Article, Picture & Caption reprinted from the March 16, 1973 edition of Muhammad Speaks Newspaper

...After Cleaver's curse; Hanrahan's bestiality

Panthers emerging out of ashes of tragedy, despair

By Donald Mosby

CHICAGO - December 4, 1969 is one of the most significant dates one can recall in the Black liberation struggle, in America. On that date Fred Hampton and Mark Clark were murdered, during a pre-dawn police weapons raid, by a hail of police gunfire, in a Westside Chicago apartment.

ALL THE SHOUTHING and tumult has died, and all the captains have departed. Fred and Mark are dead. But what of the Black Panther Party they died believing in? Muhammad Speaks got the answers to the above questions and a great many more during a recent interview with Boby Rush the man who stepped into Fred Hampton's 'shoes' within a few minutes of the young Panther leaders death.

The death of Hampton and Clark, it now appears, ended an era in the then violence fillied short life of the Panthers. Sardonically, it seems the death of the two young revolutionaries gained the Panthers a respectabillity which up to the time had escaped them.

The Black Panthers literally burst onto the American scene with their now famous "shotgun" invasion of Sacramento, Calif. Legislative session. Legions of words have been written about this event already, but it quickly became a topic of discussion during this writer's visit with Bobby Rush as we delved into what he termed the "return to the original vision."

"The invasion,"  Rush stated, "was a military act for political reasons."

Rush insisted that the Panther Party was organized to fill a political void at the "grass roots" level. And the "invasion" of the California capitol was designed to capture the minds of Black people and make them aware of both the Panthers and what Black people could opt to do if they chose. At the same time Rush states the "invasion" was designed to make Black people aware of the fact that the system was bent on disarming the Black community.

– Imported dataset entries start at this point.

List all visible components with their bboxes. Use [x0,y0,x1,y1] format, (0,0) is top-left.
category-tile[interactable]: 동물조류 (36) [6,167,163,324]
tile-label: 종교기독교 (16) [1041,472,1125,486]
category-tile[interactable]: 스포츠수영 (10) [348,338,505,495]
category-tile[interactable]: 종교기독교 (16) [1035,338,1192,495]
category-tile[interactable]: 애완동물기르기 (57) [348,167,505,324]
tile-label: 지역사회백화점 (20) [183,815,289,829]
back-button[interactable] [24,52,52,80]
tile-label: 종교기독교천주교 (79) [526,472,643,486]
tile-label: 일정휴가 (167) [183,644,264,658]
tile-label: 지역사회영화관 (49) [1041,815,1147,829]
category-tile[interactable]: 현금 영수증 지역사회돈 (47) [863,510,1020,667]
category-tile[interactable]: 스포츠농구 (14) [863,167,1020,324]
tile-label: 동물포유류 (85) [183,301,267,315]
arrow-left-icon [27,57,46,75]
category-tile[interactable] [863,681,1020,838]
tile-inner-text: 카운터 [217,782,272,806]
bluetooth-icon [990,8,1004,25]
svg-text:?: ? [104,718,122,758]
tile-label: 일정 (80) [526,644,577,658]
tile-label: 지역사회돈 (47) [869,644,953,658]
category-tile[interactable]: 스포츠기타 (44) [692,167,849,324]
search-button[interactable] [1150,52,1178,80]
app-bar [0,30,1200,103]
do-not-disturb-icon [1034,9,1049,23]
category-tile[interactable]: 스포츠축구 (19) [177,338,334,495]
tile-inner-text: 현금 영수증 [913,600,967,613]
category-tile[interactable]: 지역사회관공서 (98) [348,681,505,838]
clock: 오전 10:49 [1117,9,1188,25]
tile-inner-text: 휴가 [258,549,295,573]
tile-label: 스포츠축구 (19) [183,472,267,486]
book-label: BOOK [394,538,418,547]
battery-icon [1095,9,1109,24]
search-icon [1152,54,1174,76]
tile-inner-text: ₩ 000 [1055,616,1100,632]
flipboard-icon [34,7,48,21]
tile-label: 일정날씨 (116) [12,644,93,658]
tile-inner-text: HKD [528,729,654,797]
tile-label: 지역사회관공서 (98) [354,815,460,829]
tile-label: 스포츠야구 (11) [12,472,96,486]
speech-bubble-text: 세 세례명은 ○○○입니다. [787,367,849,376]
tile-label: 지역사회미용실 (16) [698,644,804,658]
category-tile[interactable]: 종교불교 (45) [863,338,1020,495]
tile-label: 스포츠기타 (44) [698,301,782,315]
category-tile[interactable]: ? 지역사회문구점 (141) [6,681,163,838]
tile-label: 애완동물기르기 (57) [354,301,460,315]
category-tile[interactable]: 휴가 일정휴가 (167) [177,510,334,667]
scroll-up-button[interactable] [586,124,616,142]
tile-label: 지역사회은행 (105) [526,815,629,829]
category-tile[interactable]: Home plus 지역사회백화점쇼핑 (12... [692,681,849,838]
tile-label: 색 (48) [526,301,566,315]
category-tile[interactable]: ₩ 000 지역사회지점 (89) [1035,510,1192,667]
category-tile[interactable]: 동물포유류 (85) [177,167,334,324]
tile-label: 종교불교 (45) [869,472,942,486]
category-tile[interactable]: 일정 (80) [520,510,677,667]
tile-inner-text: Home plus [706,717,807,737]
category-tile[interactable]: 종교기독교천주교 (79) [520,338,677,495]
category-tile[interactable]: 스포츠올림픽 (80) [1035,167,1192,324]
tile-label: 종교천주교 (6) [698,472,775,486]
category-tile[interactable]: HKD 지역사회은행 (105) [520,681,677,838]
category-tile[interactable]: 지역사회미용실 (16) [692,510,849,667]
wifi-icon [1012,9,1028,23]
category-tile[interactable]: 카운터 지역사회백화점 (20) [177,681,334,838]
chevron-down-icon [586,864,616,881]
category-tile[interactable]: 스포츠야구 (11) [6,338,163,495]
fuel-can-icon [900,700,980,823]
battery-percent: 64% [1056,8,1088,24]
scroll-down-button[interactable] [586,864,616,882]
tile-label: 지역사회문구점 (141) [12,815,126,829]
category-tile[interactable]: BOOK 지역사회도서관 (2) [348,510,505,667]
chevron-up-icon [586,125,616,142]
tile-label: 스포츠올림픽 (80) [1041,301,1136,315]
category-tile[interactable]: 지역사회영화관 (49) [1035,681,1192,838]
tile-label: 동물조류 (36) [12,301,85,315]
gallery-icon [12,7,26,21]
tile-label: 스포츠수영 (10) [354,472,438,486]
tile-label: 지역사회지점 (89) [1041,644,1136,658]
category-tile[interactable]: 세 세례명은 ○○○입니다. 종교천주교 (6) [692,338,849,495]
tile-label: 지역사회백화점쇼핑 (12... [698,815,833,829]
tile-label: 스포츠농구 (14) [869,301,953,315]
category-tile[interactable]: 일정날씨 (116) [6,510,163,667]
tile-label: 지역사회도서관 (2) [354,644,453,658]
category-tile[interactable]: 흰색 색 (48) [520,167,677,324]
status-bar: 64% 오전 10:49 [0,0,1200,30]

One person whom Rush states lost the meaning of the "invasion" and got "hung  up" on the image of  Black people with guns is Eldridge Cleaver.

"Huey was in jail," Rush said, "and Eldridge became a dominant figure in the party. He went on an ego trip and defected from the Black community. He began to 'trip' off the publicity the party was getting and started doing things just to get the publicity."

Rush says Cleaver turned the party away from its original goal of organizing grass roots Black people into a political force, to merely "battling" with the police. He says that this occured because Cleaver never had an understanding of the 'true' politics of the party.

According to Rush the deaths of Hampton and Clark, along with a number of other police-Panther confrontations during 1969, exposed the viciousness of the system  towards Blacks, and cause Black people to reexamine the Party and what it was doing in the community.

At the same time he insists that many  persons, who disagreed with the Panthers did so purely from a philosophical point of view.

Rush states quite candidly, however, that at one point the Party, under Cleaver, abdicated its responsiblity to the Black community; and that it took Hampton's and Clark's deaths, plus the return of Huey Newton to cause the Party to begin to return to the original vision. This return to the  'original', Rush states, led to the schism which saw Cleaver and Newton servering bonds that held the two together almost from the inception of the Panthers.